Binance goes offline due to market data issues, no hack

The downtime follows a weekend of performance issues from the crypto exchange.

By Tim Copeland

2 min read

Crypto exchange Binance has gone offline today following problems with its market data pushers. These are service providers that give data on the cryptocurrency market to exchanges.

As a result, Binance has suspended deposits, withdrawals, spot trading, market trading, peer-to-peer trading, and more services. However, its futures trading platform is still live, according to Binance's blog post.

Binance CEO Changpeng Zhao tweeted, "One of the market data pushers had issues, matching engine was fine, no data loss or corruption (other than market data). Working on it. Should be fixed soon."

The announcement caused uncertainty among crypto investors, who are aware that exchanges usually go offline when they are hacked—something that is surprisingly common in the crypto industry. Binance has previously been hacked for 7,000 Bitcoin, worth $40 million at the time.
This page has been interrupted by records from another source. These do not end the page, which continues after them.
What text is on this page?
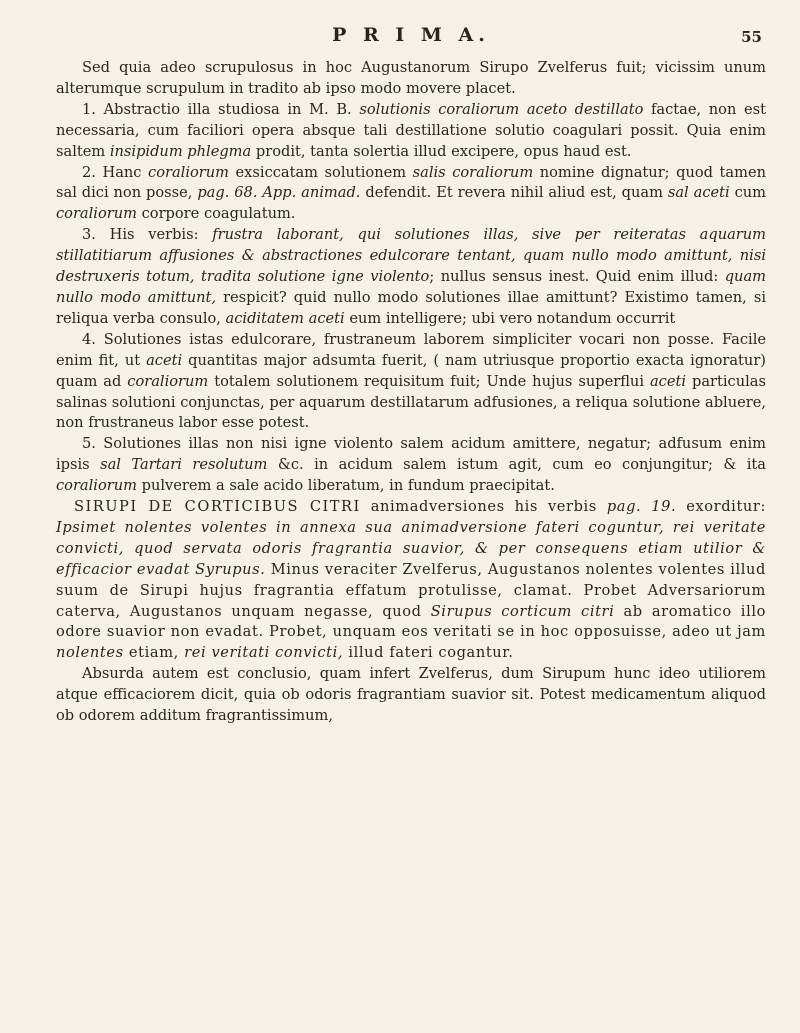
P R I M A.	55

Sed quia adeo scrupulosus in hoc Augustanorum Sirupo Zvelferus fuit; vicissim unum alterumque scrupulum in tradito ab ipso modo movere placet.

1. Abstractio illa studiosa in M. B. solutionis coraliorum aceto destillato factae, non est necessaria, cum faciliori opera absque tali destillatione solutio coagulari possit. Quia enim saltem insipidum phlegma prodit, tanta solertia illud excipere, opus haud est.

2. Hanc coraliorum exsiccatam solutionem salis coraliorum nomine dignatur; quod tamen sal dici non posse, pag. 68. App. animad. defendit. Et revera nihil aliud est, quam sal aceti cum coraliorum corpore coagulatum.

3. His verbis: frustra laborant, qui solutiones illas, sive per reiteratas aquarum stillatitiarum affusiones & abstractiones edulcorare tentant, quam nullo modo amittunt, nisi destruxeris totum, tradita solutione igne violento; nullus sensus inest. Quid enim illud: quam nullo modo amittunt, respicit? quid nullo modo solutiones illae amittunt? Existimo tamen, si reliqua verba consulo, aciditatem aceti eum intelligere; ubi vero notandum occurrit

4. Solutiones istas edulcorare, frustraneum laborem simpliciter vocari non posse. Facile enim fit, ut aceti quantitas major adsumta fuerit, ( nam utriusque proportio exacta ignoratur) quam ad coraliorum totalem solutionem requisitum fuit; Unde hujus superflui aceti particulas salinas solutioni conjunctas, per aquarum destillatarum adfusiones, a reliqua solutione abluere, non frustraneus labor esse potest.

5. Solutiones illas non nisi igne violento salem acidum amittere, negatur; adfusum enim ipsis sal Tartari resolutum &c. in acidum salem istum agit, cum eo conjungitur; & ita coraliorum pulverem a sale acido liberatum, in fundum praecipitat.

SIRUPI DE CORTICIBUS CITRI animadversiones his verbis pag. 19. exorditur: Ipsimet nolentes volentes in annexa sua animadversione fateri coguntur, rei veritate convicti, quod servata odoris fragrantia suavior, & per consequens etiam utilior & efficacior evadat Syrupus. Minus veraciter Zvelferus, Augustanos nolentes volentes illud suum de Sirupi hujus fragrantia effatum protulisse, clamat. Probet Adversariorum caterva, Augustanos unquam negasse, quod Sirupus corticum citri ab aromatico illo odore suavior non evadat. Probet, unquam eos veritati se in hoc opposuisse, adeo ut jam nolentes etiam, rei veritati convicti, illud fateri cogantur.

Absurda autem est conclusio, quam infert Zvelferus, dum Sirupum hunc ideo utiliorem atque efficaciorem dicit, quia ob odoris fragrantiam suavior sit. Potest medicamentum aliquod ob odorem additum fragrantissimum,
A Binance spokesperson told Decrypt, "No need to be concerned, the team is working on it and funds are safe."

The exchange also struggled with performance issues over the weekend due to an increase in transaction volume—when the price of Bitcoin rose.

Binance has also recently announced a service for launching other cloud-based crypto exchanges, running on its own technology. In the short term, it'll need to make sure it can keep its own site up first.